PS: Two minor corrections, WebDAV itself does not support random writes. That’s a separate RFC that’s not part of WebDAV, but is perfectly compatible, and many WebDAV servers offer that functionality. Also S3 does support random read requests via the Range header.
An additional point is that CardDAV and CalDAV are both extensions of the WebDAV spec, and are widely used by a number of products, so WebDAV is definitely not a legacy spec. It’s the foundation to two very popular specs supported by billions of devices.
Wait, so when I want a directory listing from WebDAV and the directory contained 1000 files, I would always have to wait for the whole thing? That explains so much.
Thanks for the detailed reply. That pretty much answers it.
I definitely agree on the different purposes, but sadly that doesn't help where object storage is used where it really doesn't make sense (my org replaced their fileserver with object storage and a client sync app - grr).
WebDAV itself does not support random writes. That’s a separate RFC that’s not part of WebDAV, but is perfectly compatible, and many WebDAV servers offer that functionality
Ah, true. I was looking at SabreDAV specifically which does support it and made a leap that it was part of the spec.
Also, I am definitely going to check out your Nephele Serve project. Thanks for mentioning that.
I don't know much about the history, but I would guess that adoption was driven by the actual service that was provided, not how good the protocol was. AWS did their own thing instead of adopting WebDAV, who knows why. Then people started using S3 and building stuff on it since it was cheap. Now people build services that are S3 conformant so that the stuff built on S3 can be migrated to it.
When S3 was released, the huge draw was its pay-as-you-go model, not its new protocol. If amazon was using webdav instead of making their own protocol, I bet it'll still got popular.
S3 succeeded due to the scaling capabilities and the ability to abstract completely away from a server or disk. The straight forward Key/Value nature of the s3api was a big assistance in achieving the scaling and adoptability.
Comparing it to WebDav seems like comparing apples and... an orange smoothie.
Couldn’t say for sure but WebDAV probably would be clunky if fronted by a distributed database. The beauty of S3 is you add more servers, add more disks, and bam you’ve got more S3. That happens most easily when the metadata system sitting in the front can expand easily. I don’t know how easy that would be to plumb up with WebDAV. Whether or not one was better here, S3 ultimately won because it’s a primitive API that was essentially impossible to fuck up.

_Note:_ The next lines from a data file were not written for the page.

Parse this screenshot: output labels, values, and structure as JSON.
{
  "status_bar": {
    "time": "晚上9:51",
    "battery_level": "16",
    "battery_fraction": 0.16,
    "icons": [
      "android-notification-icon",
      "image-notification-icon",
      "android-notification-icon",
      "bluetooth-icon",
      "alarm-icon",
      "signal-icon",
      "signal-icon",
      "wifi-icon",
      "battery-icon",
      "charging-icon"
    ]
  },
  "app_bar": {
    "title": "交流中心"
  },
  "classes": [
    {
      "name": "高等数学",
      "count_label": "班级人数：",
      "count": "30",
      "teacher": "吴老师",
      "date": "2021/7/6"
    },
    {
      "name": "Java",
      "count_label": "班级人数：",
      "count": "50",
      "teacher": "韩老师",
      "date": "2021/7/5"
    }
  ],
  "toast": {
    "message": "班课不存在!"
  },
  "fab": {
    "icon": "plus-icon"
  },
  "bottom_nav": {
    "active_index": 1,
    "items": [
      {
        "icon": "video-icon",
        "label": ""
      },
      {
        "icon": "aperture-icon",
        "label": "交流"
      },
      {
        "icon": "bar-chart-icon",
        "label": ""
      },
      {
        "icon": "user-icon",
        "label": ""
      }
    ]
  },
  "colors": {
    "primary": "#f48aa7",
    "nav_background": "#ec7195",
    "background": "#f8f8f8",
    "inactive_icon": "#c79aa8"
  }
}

I'm only cursorily familiar with WebDAV, but I think the needs of cloud storage aligned much better to the object storage model than WebDAV's file/directory structure. For example, in a distributed cloud across continents, referencing a file in WebDAV might have a canonical path, but object storage would just need a key or hash. And by using a key/hash, automatic deduplication is achieved, since the same object should hash to the same key. File paths necessarily imply context, but the point of clouds is to be homogeneous. If paths need to be world-unique but locally-cached, then the path is just a unique identifier and we slowly end up with the database-like semantics of object storage anyway.

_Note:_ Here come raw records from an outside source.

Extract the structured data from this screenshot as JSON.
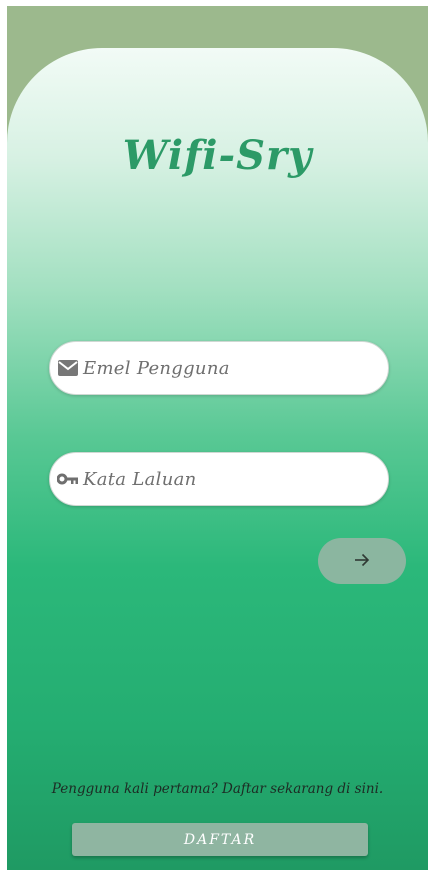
{
  "app": {
    "logo_text": "Wifi-Sry"
  },
  "login": {
    "email_placeholder": "Emel Pengguna",
    "email_icon": "mail-icon",
    "password_placeholder": "Kata Laluan",
    "password_icon": "key-icon",
    "next_icon": "arrow-right-icon"
  },
  "register": {
    "hint_text": "Pengguna kali pertama? Daftar sekarang di sini.",
    "button_label": "DAFTAR"
  },
  "colors": {
    "brand_green": "#2c9a67",
    "top_band": "#9cb98d",
    "button_muted": "#8fb5a1"
  }
}
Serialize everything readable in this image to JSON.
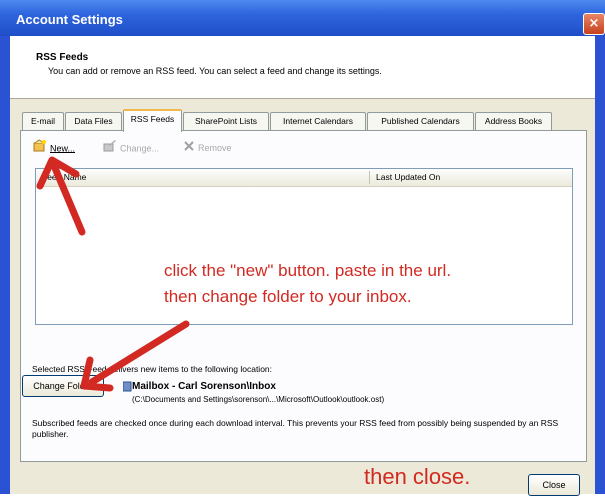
{
  "window": {
    "title": "Account Settings",
    "close_glyph": "×"
  },
  "header": {
    "title": "RSS Feeds",
    "description": "You can add or remove an RSS feed. You can select a feed and change its settings."
  },
  "tabs": [
    {
      "label": "E-mail",
      "active": false
    },
    {
      "label": "Data Files",
      "active": false
    },
    {
      "label": "RSS Feeds",
      "active": true
    },
    {
      "label": "SharePoint Lists",
      "active": false
    },
    {
      "label": "Internet Calendars",
      "active": false
    },
    {
      "label": "Published Calendars",
      "active": false
    },
    {
      "label": "Address Books",
      "active": false
    }
  ],
  "toolbar": {
    "new_label": "New...",
    "change_label": "Change...",
    "remove_label": "Remove"
  },
  "feed_list": {
    "columns": [
      "Feed Name",
      "Last Updated On"
    ],
    "rows": []
  },
  "annotations": {
    "line1": "click the \"new\" button.  paste in the url.",
    "line2": "then change folder to your inbox.",
    "close_note": "then close.",
    "arrow_color": "#d22a22"
  },
  "location": {
    "label": "Selected RSS Feed delivers new items to the following location:",
    "change_folder_label": "Change Folder",
    "mailbox_name": "Mailbox - Carl Sorenson\\Inbox",
    "mailbox_path": "(C:\\Documents and Settings\\sorenson\\...\\Microsoft\\Outlook\\outlook.ost)"
  },
  "note": "Subscribed feeds are checked once during each download interval. This prevents your RSS feed from possibly being suspended by an RSS publisher.",
  "footer": {
    "close_label": "Close"
  }
}
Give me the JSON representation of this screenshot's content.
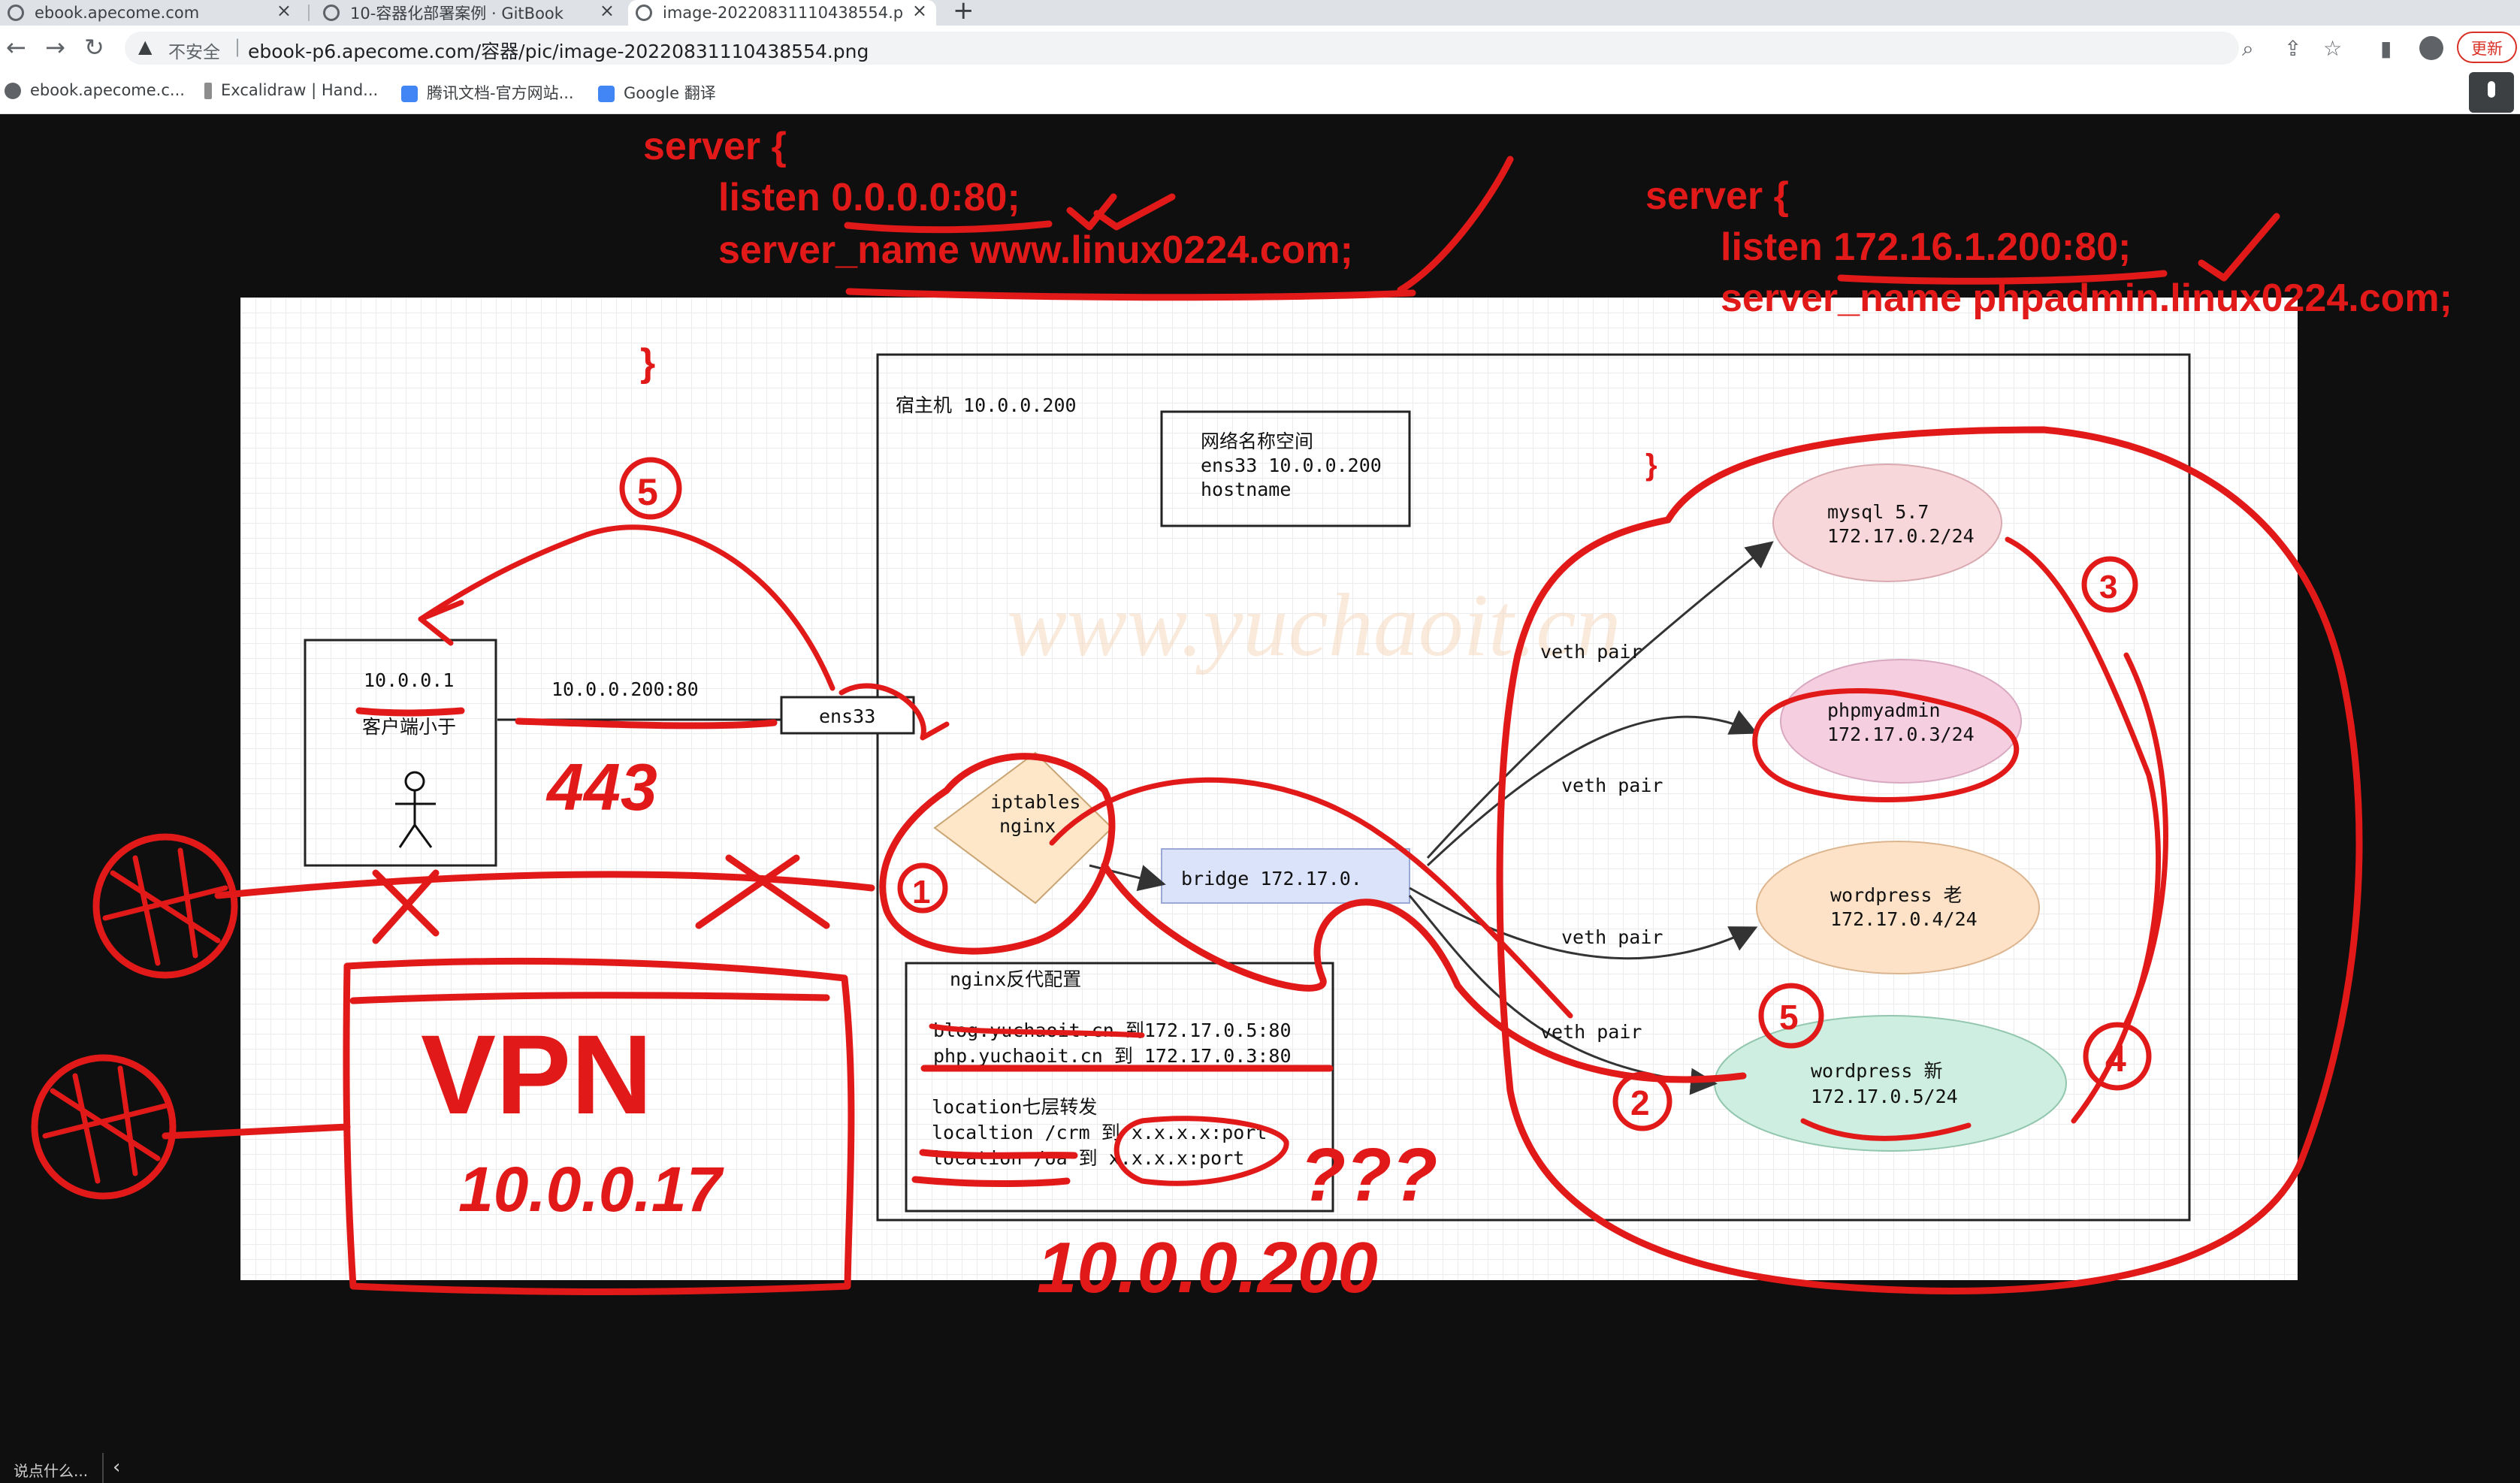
{
  "browser": {
    "tabs": [
      {
        "title": "ebook.apecome.com",
        "active": false
      },
      {
        "title": "10-容器化部署案例 · GitBook",
        "active": false
      },
      {
        "title": "image-20220831110438554.p",
        "active": true
      }
    ],
    "new_tab_label": "+",
    "security_label": "不安全",
    "url": "ebook-p6.apecome.com/容器/pic/image-20220831110438554.png",
    "update_label": "更新",
    "bookmarks": [
      {
        "label": "ebook.apecome.c..."
      },
      {
        "label": "Excalidraw | Hand..."
      },
      {
        "label": "腾讯文档-官方网站..."
      },
      {
        "label": "Google 翻译"
      }
    ]
  },
  "diagram": {
    "host_label": "宿主机 10.0.0.200",
    "netns_box": {
      "line1": "网络名称空间",
      "line2": "ens33  10.0.0.200",
      "line3": "hostname"
    },
    "client_box": {
      "ip": "10.0.0.1",
      "name": "客户端小于"
    },
    "client_link": "10.0.0.200:80",
    "ens33": "ens33",
    "iptables": "iptables",
    "nginx": "nginx",
    "bridge": "bridge  172.17.0.",
    "veth_labels": [
      "veth pair",
      "veth pair",
      "veth pair",
      "veth pair"
    ],
    "containers": [
      {
        "name": "mysql  5.7",
        "ip": "172.17.0.2/24",
        "color": "#f8d7da"
      },
      {
        "name": "phpmyadmin",
        "ip": "172.17.0.3/24",
        "color": "#f5cfe0"
      },
      {
        "name": "wordpress 老",
        "ip": "172.17.0.4/24",
        "color": "#fde2c7"
      },
      {
        "name": "wordpress 新",
        "ip": "172.17.0.5/24",
        "color": "#cdeee0"
      }
    ],
    "nginx_config": {
      "title": "nginx反代配置",
      "lines": [
        "blog.yuchaoit.cn  到172.17.0.5:80",
        "php.yuchaoit.cn  到 172.17.0.3:80"
      ],
      "l7_title": "location七层转发",
      "l7_lines": [
        "localtion /crm   到  x.x.x.x:port",
        "location /oa   到 x.x.x.x:port"
      ]
    },
    "watermark": "www.yuchaoit.cn"
  },
  "annotations": {
    "server_block_1": [
      "server {",
      "listen  0.0.0.0:80;",
      "server_name www.linux0224.com;",
      "}"
    ],
    "server_block_2": [
      "server {",
      "listen 172.16.1.200:80;",
      "server_name phpadmin.linux0224.com;",
      "}"
    ],
    "handwritten": {
      "n5": "5",
      "n443": "443",
      "n1": "1",
      "n2": "2",
      "n3": "3",
      "n4": "4",
      "n5b": "5",
      "vpn": "VPN",
      "vpn_ip": "10.0.0.17",
      "question": "???",
      "bottom_ip": "10.0.0.200"
    }
  },
  "viewer": {
    "hint": "说点什么...",
    "collapse_icon": "chevron-left-icon"
  }
}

Phrased another way, a file/directory structure imparts an organization to the contents of those files. Cloud doesn't need that organization, so throwing stuff in the junk drawer is perfectly reasonable.

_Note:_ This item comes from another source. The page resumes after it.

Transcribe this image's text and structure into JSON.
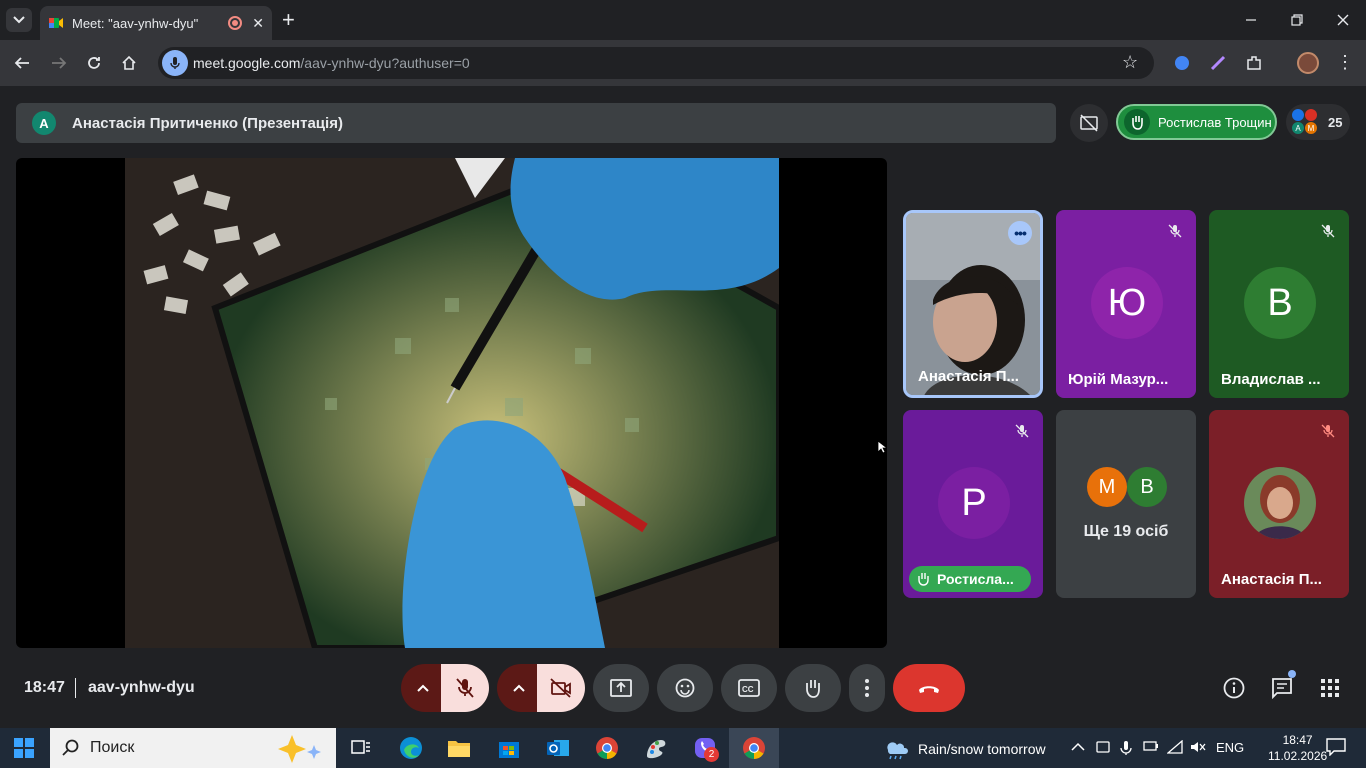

This is funny because most object storages now use keys that represents a path. For example, you can host a website on S3 with folders for js/css/etc and it "just works".
Thanks. So content-based addressing is the draw then? I guess I can see that. Unfortunately, that's one of the things I really dislike about it (and why it feels like throwing files in a junk drawer lol).
Dunno but I remember trying WebDAV back in the day when my webhost offered it as an alternative to FTP and I remember it not working very well for that.